BİR LÜKS DAİRE 50 BİN LİRA 

Arayan İstanbul'da "normal" daireden başlayan müteahhitliğini lüks konutlara kadar büyüten bir arkadaşımdı. Kendisine aklımdan geçen soruyu yönelttim. Cevabı noktasına virgülüne dokunmadan buraya kaydediyorum: "70 metrekare lüks bir dairenin en 'kabadayısı'nın fiyatı 52 bin lirayı geçmez." Kabadayıdan kasıt en lüksü. Yani lüks bir residence'den ev alıyorsunuz ve 52 bin liralık konuta 2-3 hatta 5 milyon dolar veriyorsunuz.

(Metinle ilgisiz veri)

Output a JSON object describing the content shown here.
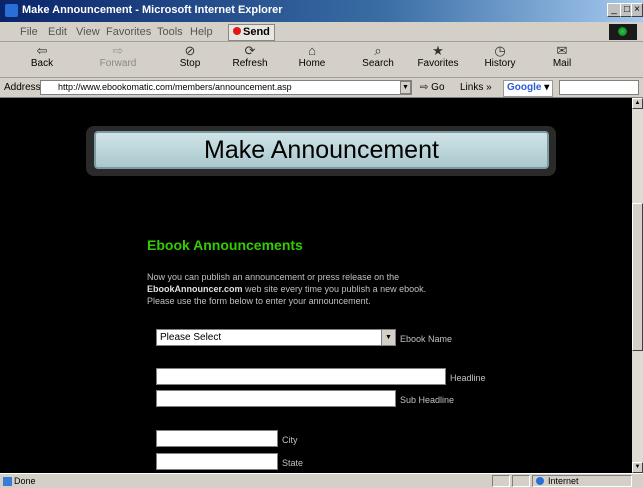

Bu fiyata elbette işçilik vs. dahil değil. Ama işçinin bir lüks banyo taşı kadar değeri olmadığı ülkemizde bunun hesabı yapılmıyor. Demek ki kazıklanmanın da bir "lüksü" var.

DÜKKANLAR BOŞ AMA...

Konu kur fiyatlarından açılmışken birkaç hafta önce AVM sahiplerinin kiracılarına kur farkını yansıttığını ve bu yüzden dükkanların teker teker boşaldığını, esnafın iş yapamadığını söylemiştik. Şimdi bu duruma AVM'lerin bağlı olduğu dernekten de ses çıkmaya başladı. AVM sahiplerinin en yetkili seslerinden bir zatı muhterem de dolar yüksek,  dolar insin diye feveran ediyordu. Bu feveran sonrası anlaşılamayan durum ise şu. AVM sahipleri neden bu durumdan şikayet ediyor da kuru sabitlemiyor. Dükkanlarının boş kalması pahasına burunlarından kıl aldırmıyor. Hatta mağaza sahibi bir esnaf mal sahibine dolar karşılığı TL teklifinde bulunuyor ama bu bile kabul edilmiyor. Elbette bu işte bir tuhaflık var.

İTHAL VEKİLE YER YOK 

Tüm bu olumsuz gelişmelerden sonra ufukta görünen parlak ışık elbette seçim... Ekonominin normalleşmesi, büyükşehirlerdeki göç ve çarpık yapılaşma, gelir dağılımının adaletsizliği, devletin har vurup harman savurduğu paralar, açlık sınırındaki vatandaşlar, işsizler, öğrenciler, cezaevleri... Tüm bu sorunları çözecek, gerçekten Türkiye için çalışacak gerçek milletvekillerine ihtiyaç var. Özellikle hayatının büyük bir bölümünü memleketinde geçirmiş 3-5 kuruş parası olduğu için Meclis sandalyelerini işgal edip, sesi soluğu çıkmayan ya da ne konuştuğunu bilmeyen vekil adaylarının bu  seçimde listelerde yer almaması gerektiğini ileri sürüyorum. Bu seçimde liderlerin listeleri oluştururken liyakatın (!) yanı sıra aday olunan kentte en az 10 yıldır oturan, kentin sorunlarını kendisi de yaşayan kişileri ilk sıralara yerleştirmelerini bekliyoruz. Ama bu beklentimizin yine hayal olarak kalacağını da bilmiyor değiliz.